The state-of-the-art factory ship called the Kangei Maru will embark with a smaller vessel from the southwestern port of Shimonoseki, an official at the Japan Whaling Association told AFP on Wednesday.

He said the association was "excited" about the 7.5 billion yen ($48 million) mothership commissioned to replace the three-decade-old Nisshin Maru, which retired last year.

Anti-whaling activist groups used to aggressively pursue the Nisshin Maru on its annual whale-hunting trips to Antarctica, taking credit for reduced catch.

For years, the issue of whaling was a diplomatic flashpoint for Japan, which came under attack for exploiting an International Whaling Commission (IWC) loophole to hunt whales for "scientific" purposes.

The country pulled out of the IWC in 2019 and resumed commercial whaling inside its economic waters -- a move slammed by conservationists but welcomed by Japanese whaling communities.

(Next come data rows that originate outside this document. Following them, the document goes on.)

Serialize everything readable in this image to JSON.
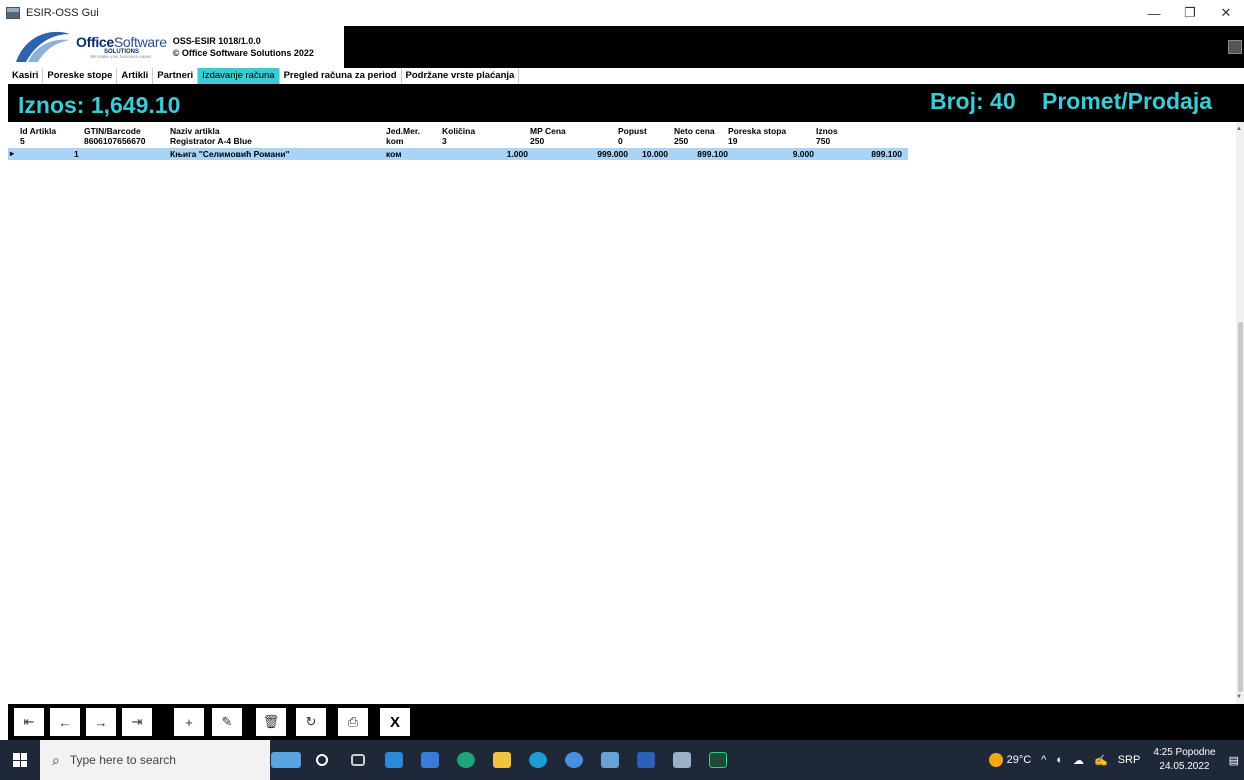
{
  "window": {
    "title": "ESIR-OSS Gui"
  },
  "logo": {
    "brand_bold": "Office",
    "brand_light": "Software",
    "sub": "SOLUTIONS",
    "tagline": "We make your business easier"
  },
  "version": {
    "line1": "OSS-ESIR 1018/1.0.0",
    "line2": "© Office Software Solutions 2022"
  },
  "tabs": [
    {
      "label": "Kasiri"
    },
    {
      "label": "Poreske stope"
    },
    {
      "label": "Artikli"
    },
    {
      "label": "Partneri"
    },
    {
      "label": "Izdavanje računa",
      "active": true
    },
    {
      "label": "Pregled računa za period"
    },
    {
      "label": "Podržane vrste plaćanja"
    }
  ],
  "totals": {
    "iznos": "Iznos: 1,649.10",
    "broj": "Broj: 40",
    "promet": "Promet/Prodaja"
  },
  "table": {
    "columns": [
      "Id Artikla",
      "GTIN/Barcode",
      "Naziv artikla",
      "Jed.Mer.",
      "Količina",
      "MP Cena",
      "Popust",
      "Neto cena",
      "Poreska stopa",
      "Iznos"
    ],
    "rows": [
      [
        "5",
        "8606107656670",
        "Registrator A-4 Blue",
        "kom",
        "3",
        "250",
        "0",
        "250",
        "19",
        "750"
      ],
      [
        "1",
        "",
        "Књига \"Селимовић Романи\"",
        "ком",
        "1.000",
        "999.000",
        "10.000",
        "899.100",
        "9.000",
        "899.100"
      ]
    ]
  },
  "toolbar": {
    "first": "⇤",
    "prev": "←",
    "next": "→",
    "last": "⇥",
    "add": "+",
    "edit": "✎",
    "delete": "🗑",
    "refresh": "↻",
    "print": "⎙",
    "close": "X"
  },
  "taskbar": {
    "search_placeholder": "Type here to search",
    "weather": "29°C",
    "lang": "SRP",
    "time": "4:25 Popodne",
    "date": "24.05.2022"
  },
  "colors": {
    "accent": "#3dc9d6",
    "selected_row": "#a9d4f5",
    "header_bg": "#000000"
  }
}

The Kangei Maru, which can process and store whale meat on board, was completed this year in Shimonoseki and unveiled by whaling company Kyodo Senpaku Kaisha.

"Just as we built this mothership, we also need to build a market" for whale meat, company president Hideki Tokoro told reporters at the unveiling ceremony.

Japan has hunted whales for centuries, and the meat was a key source of protein in the years after World War II.

But the country's appetite for whale meat has declined from around 200,000 tonnes consumed annually in the 1960s to current levels of around 1,000 or 2,000 tonnes.

To try to boost consumption, Kyodo Senpaku Kaisha has installed whale-meat vending machines in Tokyo and other locations.

The company also says it has been working with foreign influencers to promote the meat and its place in Japanese tradition.

Iceland resumed its controversial whaling operations last year under stricter conditions and monitoring following a two-month hiatus over animal welfare concerns.